We have to be clear-eyed about Vertigo, and about what its power and influence tell us. It isn’t just that Alfred Hitchcock was devious, a fantasist, a voyeur and a predator. It isn’t just that no matter how many Harvey Weinsteins are exposed, it could never be enough to deliver justice to those who have been wronged and exploited. It isn’t even that men invented and have dominated the command and control of the movies, both as art and business: that they have been the majority of directors, producers and camera people despite, over the years, being a minority of the audience. Is what Vertigo has to tell us, beyond this history of male control, that the medium itself is in some sense male? Is there something in cinema that gives power to the predator, sitting still in the dark, watching desired and forbidden things? Something male in a system that has an actress stand on her mark, in a beautifully lit and provocatively intimate close-up, so that we can rhapsodise over her?

In 2012, the Sight & Sound poll was urged on by a feeling that we’d all had enough of Citizen Kane. Welles’s film had been voted the best ever from 1962 to 2002. Few felt that the verdict had been unjust, but in a young medium was it proper for the champ to be a pensioner? Didn’t cinephiles deserve a more mercurial model, made in their lifetime?
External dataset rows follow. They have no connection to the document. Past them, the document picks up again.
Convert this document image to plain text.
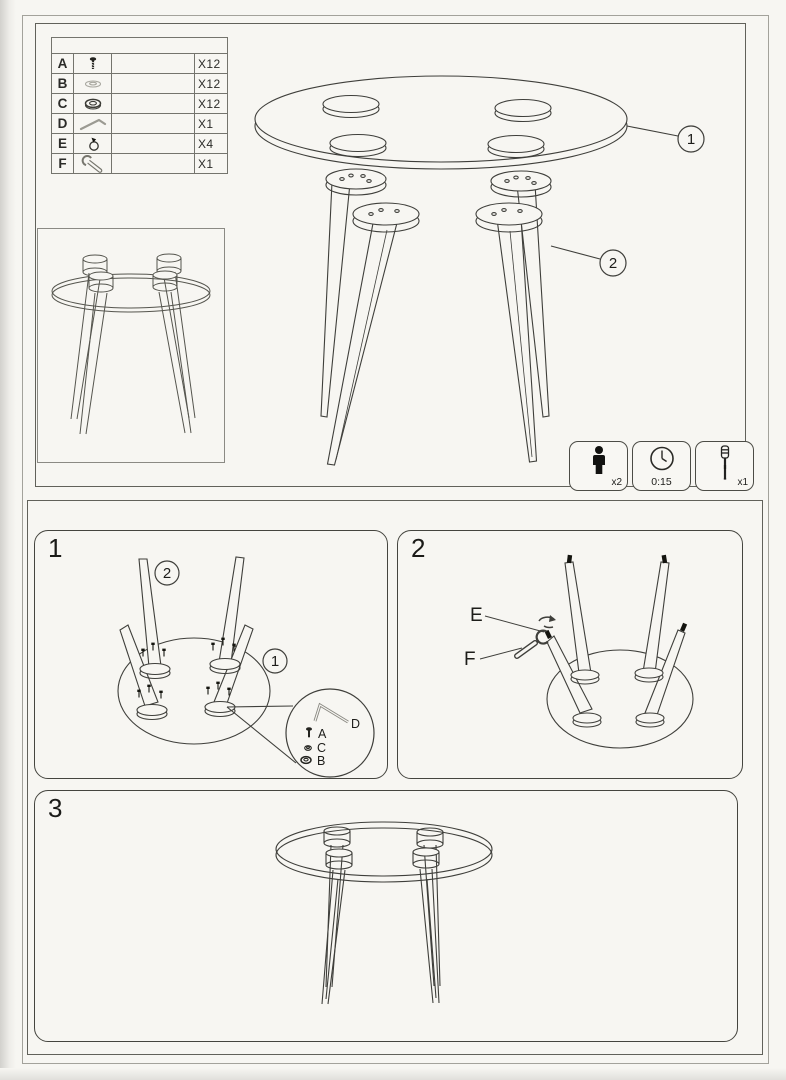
A	X12
B	X12
C	X12
D	X1
E	X4
F	X1
1
2
x2	0:15	x1
1
2
1
D
A
C
B
2
E
F
3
But the new winner was Vertigo, not very much younger than Citizen Kane, and its triumph was acknowledged as a rueful commentary on the ambivalent glory of being a film director, the auteur status that Sight & Sound was pledged to uphold. Already, in 2012, Hitchcock was perceived as a master, but also as a nearly tragic figure. No young filmmaker really wanted to look like him, but many felt they lived in his shadow just as once they had been devoted to the reckless romance of being Orson Welles.

I didn’t vote for Vertigo; I didn’t love it enough in 1958 or in 2012. I voted for Rear Window, which seems to me a lighter, airier, more amused study on the same theme – marriage and murder, watching and imagining. It lacks the suffocating self-pity of Vertigo, and so I like it more. I can’t see Vertigo holding the title in 2022, if the known world prevails then and remains ready to attend to another fanciful poll. It’s irrefutably clear that Vertigo is a confession to the damage done by men’s grooming of women’s desirability. And even if the film is tragic, and even if Novak’s performance more and more seems brave or poignant, I don’t think its fantasy can go unchastised.